Zandi predicted the tax law will harm the economy several years from now.
Yet, even critics such as Zandi acknowledge the U.S. will get an initial boost. According to a Moody's estimate, the economy will grow an average of 2.9% a year until 2020, up from a forecast 2.5% without the tax cuts. That means more jobs and higher pay for workers, among other things.
Higher economic growth and an even tighter labor market, however, could spur inflation and force the Federal Reserve to more aggressively raise interest rates. Higher rates in turn would raise the cost of borrowing for companies and offset the benefits they get from lower taxes, skeptics say.
"We continue to believe this is the wrong time for fiscal stimulus," said Jim O'Sullivan, chief U.S. economist at High Frequency Economics and 19-time winner of MarketWatch's Forecaster of the Month award.
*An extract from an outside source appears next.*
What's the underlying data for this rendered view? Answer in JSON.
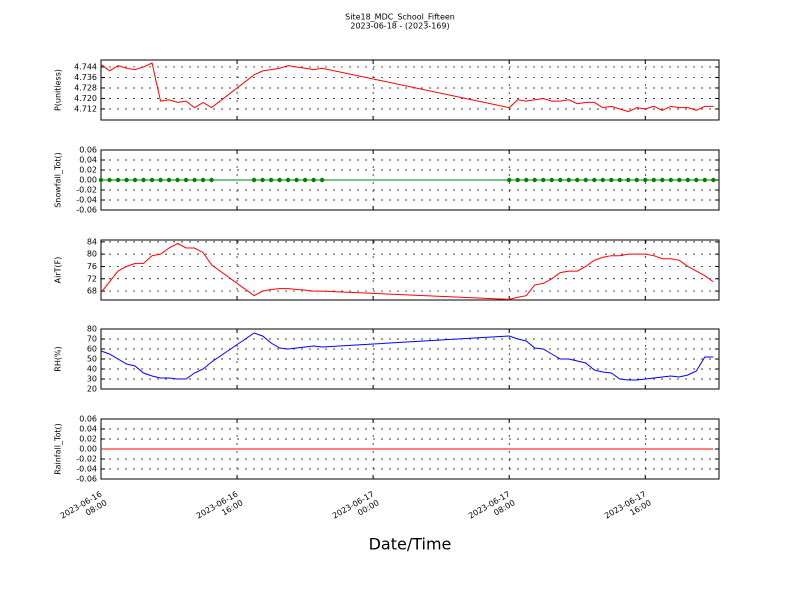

Some economists doubt U.S. interest rates will really rise all that much and reduce borrowing. The U.S. added more than $7 trillion in federal debt during the Obama years, and rates remained stubbornly low.
What's more, the Fed itself has predicted its key short-term rate will rise to no more than 2.8% in the long run — remarkably low by historical standards — amid a global environment of soft inflation.
Others believe the reduction in corporate tax rates and other changes meant to boost business investment could no longer be put off. The success of the tax bill will depend on whether those goals are achieved.
While he calls the tax bill far from perfect, chief economist Stephen Stanley of Amherst Pierpont Securities said Washington needed to do something to help American companies compete better with global rivals and make the U.S. a more attractive place to do business.
"Companies are looking for ways to invest in other countries with lower tax rates and regulations," he said. "The U.S. needs to provide a more favorable environment for investment."
Gary Cohn, President Trump's top economic adviser, said making America a better place to start businesses, hire and invest largely explains why a Republican-led Congress slashed corporate taxes for the first time since 1986.
The goal of Trump's economic strategy, he noted, is to discourage U.S. companies from moving jobs or headquarters overseas and getting foreign firms to open businesses here.
"This is about competing with the rest of the world," Cohn said Wednesday at an event sponsored by the online news service Axios.